Manifiesta sus simpatías a los tramposos mediante regalos, y obsequia a los insaciables con menciones honoríficas y avances en sus carreras —la persistencia de las excepciones enfatiza aun más la descalificación de sus víctimas—; nítidamente, evidencia su antipatía por los escrupulosos y sosegados castigándolos con la pérdida de su favor —los obliga a girar y girar en el olvido más ingrato. Malévolamente, explota en su beneficio el odio que engendran los cuidados de que goza su comitiva y la amenaza que pesa sobre los desfavorecidos —resquebraja las diferencias y excita los conflictos. Su política, al igual que un coeficiente o el hielo en una grieta, afecta a los antagonismos con la enfermedad que amplía la distancia. Una de las prácticas que ejercitó fue la de oponer a los ambiciosos, y también facilitó, cuando lo consideró necesario, la ascensión de terceros a la altura de los otros —brotan las bajezas en los más y las heroicidades en los menos. Divide el mando entre celosos rivales y los cambia a menudo, porque el equilibrio del reino exige la norma espantosa y dolorosa de que ninguna parte alcance una supremacía tal que acobarde la existencia de las demás —únicamente en los ciclos en que la calma corona la fuerza resulta posible renunciar a la estricta aplicación del principio fraccionador. La clase púrpura prefiere a los competidores ineptos, ¿no son acaso incontables las espectaculares ceremonias en las que engalanan sus frentes con cascabeles y atavían sus cabezas con el tocado de los bufones?; en el protocolo de la entrega del símbolo de autoridad les ordenan repetir las idioteces más inimaginables, ¿se les ocurrirá a los necios creer que deciden? ¡Triste panorama la desaparición del protector!, sus partidarios fieles no encuentran ocupación y vegetan con lo que obtuvieron de sus rapiñas.

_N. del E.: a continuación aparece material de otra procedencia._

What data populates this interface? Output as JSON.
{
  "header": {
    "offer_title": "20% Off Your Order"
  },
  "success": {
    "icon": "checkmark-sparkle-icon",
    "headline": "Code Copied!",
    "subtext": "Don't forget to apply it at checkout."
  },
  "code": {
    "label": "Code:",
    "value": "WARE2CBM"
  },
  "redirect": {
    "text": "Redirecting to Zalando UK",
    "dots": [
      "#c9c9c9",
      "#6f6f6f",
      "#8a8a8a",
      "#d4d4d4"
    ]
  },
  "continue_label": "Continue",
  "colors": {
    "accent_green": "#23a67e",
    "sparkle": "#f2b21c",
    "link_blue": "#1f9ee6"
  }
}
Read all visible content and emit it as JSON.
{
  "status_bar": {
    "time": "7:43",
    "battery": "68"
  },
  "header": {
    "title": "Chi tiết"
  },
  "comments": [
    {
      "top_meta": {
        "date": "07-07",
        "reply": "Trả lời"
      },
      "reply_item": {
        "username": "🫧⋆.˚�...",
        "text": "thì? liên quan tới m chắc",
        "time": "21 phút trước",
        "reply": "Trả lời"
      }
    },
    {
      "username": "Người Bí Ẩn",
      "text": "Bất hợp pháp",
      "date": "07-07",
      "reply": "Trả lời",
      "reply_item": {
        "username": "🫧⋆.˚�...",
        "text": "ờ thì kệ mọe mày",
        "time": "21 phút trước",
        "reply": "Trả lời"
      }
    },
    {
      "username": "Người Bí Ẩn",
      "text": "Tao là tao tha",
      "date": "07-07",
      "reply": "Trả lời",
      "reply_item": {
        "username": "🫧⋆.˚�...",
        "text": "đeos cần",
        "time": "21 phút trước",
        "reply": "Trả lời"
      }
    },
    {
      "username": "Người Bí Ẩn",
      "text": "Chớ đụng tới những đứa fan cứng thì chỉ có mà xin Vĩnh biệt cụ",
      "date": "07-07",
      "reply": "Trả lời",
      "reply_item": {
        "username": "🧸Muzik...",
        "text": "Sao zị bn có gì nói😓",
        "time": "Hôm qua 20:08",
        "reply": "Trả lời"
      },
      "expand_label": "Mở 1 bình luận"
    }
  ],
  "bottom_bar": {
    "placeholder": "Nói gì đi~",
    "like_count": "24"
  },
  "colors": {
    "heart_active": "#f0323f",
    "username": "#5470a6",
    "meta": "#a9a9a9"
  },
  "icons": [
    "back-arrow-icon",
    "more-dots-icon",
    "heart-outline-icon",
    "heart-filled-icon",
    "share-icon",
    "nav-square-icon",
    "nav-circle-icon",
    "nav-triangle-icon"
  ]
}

¿Y en el caso de que el sátrapa traiga del brazo el desorden de los vicios de la pereza, el lujo, la embriaguez y la incontinencia?, rompe la medida y... ¡ay de él y de los suyos!, jamás se consiguió restablecer la paz sin pasar por grandes tribulaciones. La calamitosa conducta provoca el saqueo de la razón y los caminos del entendimiento quedan desiertos —sobreviene la decadencia moral. Prevalecen absolutamente la intriga y la corrupción: nadie se fía de nadie, y básicamente cada cual confía su seguridad a la astucia que logra desplegar. El gusto refinado degenera en sensualidad, y la pasión por el conocimiento se trastoca en libertinaje. Con el apoyo de los humildes nacen las protestas y los alborotos, y a pesar de que, en realidad, el aprieto pertenece más al dominio de lo económico, toma cuerpo una noción marcadamente antropomórfica de la crisis; ¿quiénes sino los que gobiernan cargarán con la culpa de los disgustos? Fatalmente, se llega a un punto en el que el envilecimiento de la jerarquía empuja a todos —inmersos en unas circunstancias que empeoran de día en día— a una desesperación total que desemboca en la catástrofe. En los desgraciados períodos donde campea la anarquía, los gerifes encadenan a los doctos con los palurdos, e inevitablemente las tradiciones intelectuales y artísticas de los pueblos se bastardean y el nivel cultural se abisma. Los símbolos del apocalipsis corren a situarse en el presente, y surge el espectro de las ciudades paralizadas y moribundas cuyos monumentos e ideales caen a pedazos. Las ratas componen el manjar más cotizado, los hombres hambrientos mastican a sus muertos, matan a los que agonizan y salazonan su carne —el estallido cruel se torna irremediable. ¡Qué sucesión, tan monótona como terrible, de ferocidad y destrucción!, ¿acallaremos en el futuro sus secuelas de sinrazones y estómagos vacíos?, ya se dijo, y yo lo recalco ahora, que la violencia constituye una falta de respeto creciente —no merece el aire que hace ondear su bandera incluso si quien la enarbola alega su provecho a la civilización. Oí a los archipámpanos hablar de la felicidad del género humano; probablemente se refieren a una cosa distinta del bienestar o tratan de ganarse a los pensadores —vía lógica que incide en la opinión— por medio de un cebo con apariencia de ilusión.